How long does social distancing take to reduce the number of new cases of COVID-19?
Recent data from Wuhan China shows that two weeks of quarantine and social distancing virtually stops the virus from spreading. This correlates with the fact that it can take up to two weeks after exposure to become ill.
It also shows that this type of social change makes a difference in slowing the spread of this (and probably) any infectious disease.
These results also mirror the information from Colorado and nationally.
So what about COVID-19 in individuals under age 18?
Although it is known that the death rate in individuals is very low in those less than 18 years of age, who contract COVID-19, and that most deaths are reported in those at or under age 1, we don’t know much more.
A review of the pediatric literature, released this week in JAMA Pediatrics reviewed the available information and confirms that most individuals under age 18 have milder symptoms. They also admit the experience of COVID-19 patients under age 18 has been less well explored than in the older age groups.

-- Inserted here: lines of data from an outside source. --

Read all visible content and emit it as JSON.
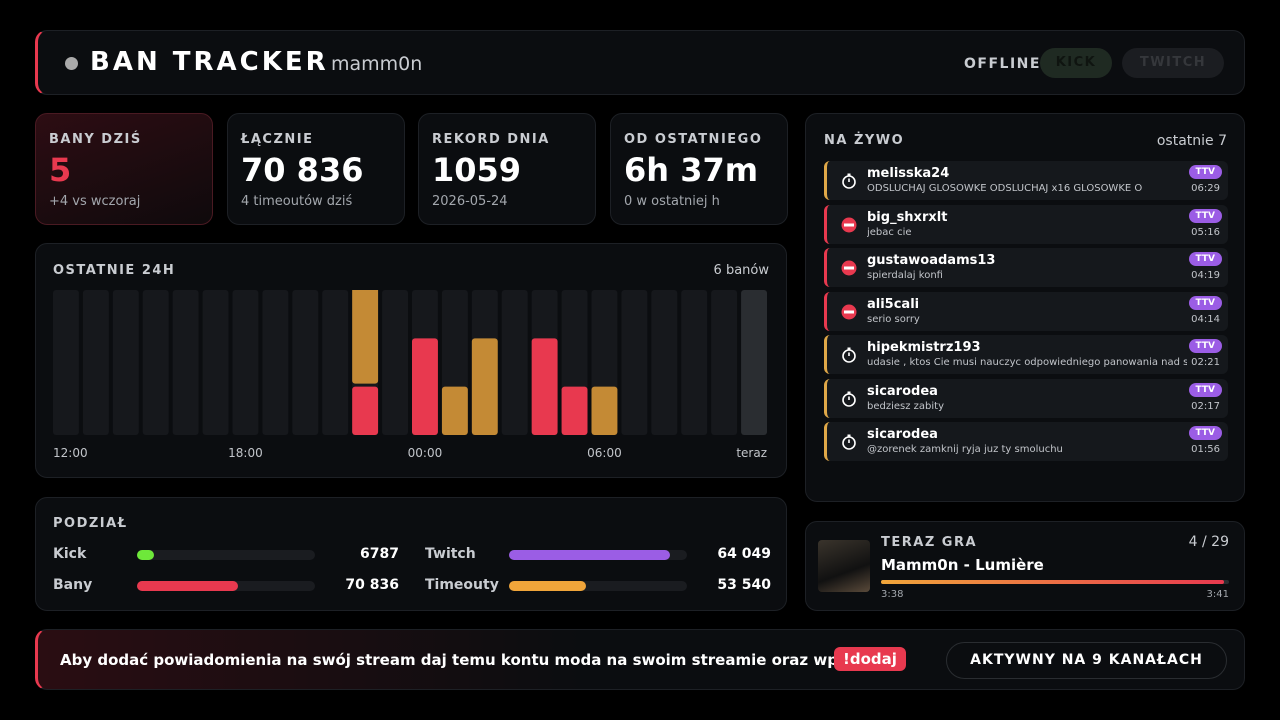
{
  "header": {
    "title": "BAN TRACKER",
    "channel": "mamm0n",
    "status": "OFFLINE",
    "buttons": [
      "KICK",
      "TWITCH"
    ]
  },
  "stats": [
    {
      "label": "BANY DZIŚ",
      "value": "5",
      "note": "+4 vs wczoraj"
    },
    {
      "label": "ŁĄCZNIE",
      "value": "70 836",
      "note": "4 timeoutów dziś"
    },
    {
      "label": "REKORD DNIA",
      "value": "1059",
      "note": "2026-05-24"
    },
    {
      "label": "OD OSTATNIEGO",
      "value": "6h 37m",
      "note": "0 w ostatniej h"
    }
  ],
  "chart_data": {
    "type": "bar",
    "stacked": true,
    "title": "OSTATNIE 24H",
    "subtitle": "6 banów",
    "categories": [
      "12:00",
      null,
      null,
      null,
      null,
      null,
      "18:00",
      null,
      null,
      null,
      null,
      null,
      "00:00",
      null,
      null,
      null,
      null,
      null,
      "06:00",
      null,
      null,
      null,
      null,
      "teraz"
    ],
    "series": [
      {
        "color": "#e8394f",
        "values": [
          0,
          0,
          0,
          0,
          0,
          0,
          0,
          0,
          0,
          0,
          1,
          0,
          2,
          0,
          0,
          0,
          2,
          1,
          0,
          0,
          0,
          0,
          0,
          0
        ]
      },
      {
        "color": "#c48a35",
        "values": [
          0,
          0,
          0,
          0,
          0,
          0,
          0,
          0,
          0,
          0,
          2,
          0,
          0,
          1,
          2,
          0,
          0,
          0,
          1,
          0,
          0,
          0,
          0,
          0
        ]
      }
    ],
    "ylim": [
      0,
      3
    ]
  },
  "breakdown": {
    "title": "PODZIAŁ",
    "pairs": [
      [
        {
          "name": "Kick",
          "value": 6787,
          "value_label": "6787",
          "color": "#6ee83a"
        },
        {
          "name": "Twitch",
          "value": 64049,
          "value_label": "64 049",
          "color": "#9b5de5"
        }
      ],
      [
        {
          "name": "Bany",
          "value": 70836,
          "value_label": "70 836",
          "color": "#e8394f"
        },
        {
          "name": "Timeouty",
          "value": 53540,
          "value_label": "53 540",
          "color": "#f0a53a"
        }
      ]
    ]
  },
  "live": {
    "title": "NA ŻYWO",
    "subtitle": "ostatnie 7",
    "entries": [
      {
        "kind": "timeout",
        "user": "melisska24",
        "message": "ODSLUCHAJ GLOSOWKE ODSLUCHAJ x16 GLOSOWKE O",
        "badge": "TTV",
        "time": "06:29"
      },
      {
        "kind": "ban",
        "user": "big_shxrxlt",
        "message": "jebac cie",
        "badge": "TTV",
        "time": "05:16"
      },
      {
        "kind": "ban",
        "user": "gustawoadams13",
        "message": "spierdalaj konfi",
        "badge": "TTV",
        "time": "04:19"
      },
      {
        "kind": "ban",
        "user": "ali5cali",
        "message": "serio sorry",
        "badge": "TTV",
        "time": "04:14"
      },
      {
        "kind": "timeout",
        "user": "hipekmistrz193",
        "message": "udasie , ktos Cie musi nauczyc odpowiedniego panowania nad sl",
        "badge": "TTV",
        "time": "02:21"
      },
      {
        "kind": "timeout",
        "user": "sicarodea",
        "message": "bedziesz zabity",
        "badge": "TTV",
        "time": "02:17"
      },
      {
        "kind": "timeout",
        "user": "sicarodea",
        "message": "@zorenek zamknij ryja juz ty smoluchu",
        "badge": "TTV",
        "time": "01:56"
      }
    ]
  },
  "now_playing": {
    "title": "TERAZ GRA",
    "position": "4 / 29",
    "track": "Mamm0n - Lumière",
    "elapsed": "3:38",
    "duration": "3:41"
  },
  "footer": {
    "text": "Aby dodać powiadomienia na swój stream daj temu kontu moda na swoim streamie oraz wpisz tu",
    "command": "!dodaj",
    "status": "AKTYWNY NA 9 KANAŁACH"
  }
}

Although they may be less likely to become ill and even less likely to die, they can still transmit the disease to those over age 18.
hydroxychloroquine off the list of treatment options?
Despite its theoretical benefits, there are now a growing number of comparison studies showing that people who take hydroxychloroquine when hospitalized are not protected from dying or needing ventilator support.
You may rightly ask, “But does it help those of us who have acquired COVID-19 and don’t need hospitalization?” The available studies to date only show NO BENEFIT in hospitalized patients. So the answer to the question is, “We don’t know.”
At present hydroxychloroquine administration is limited to those of us who need hospitalization.
Dr. Gipson
I love to read your information showing your talents as a Doctor & I love to see your photographs showing your talents as a Photographer. Thank you for staying connected with pertinent information & photos to lift our spirits!
Thank you for your kind words! I always hope it helps in some way, whether medically or aesthetically.
Thank you, I learn something new every time I receive your updates! Your thoughts, insights, and expertise are greatly appreciated!!
Thank you! and stay well!
Dr. G; Thanks for your time and effort.
I have seen some stuff recently about invermectin as a covid treatment. Have you seen anything about it?
Yes, it is one of the drugs that inhibits replication of the SARS-CoV2 virus in the test tube. But I have not seen any word of human trials at this time.
I can’t translate the concentrations used in the test tube study to know if the drug could be administered in safe doses in humans to achieve effectiveness without doing harm first.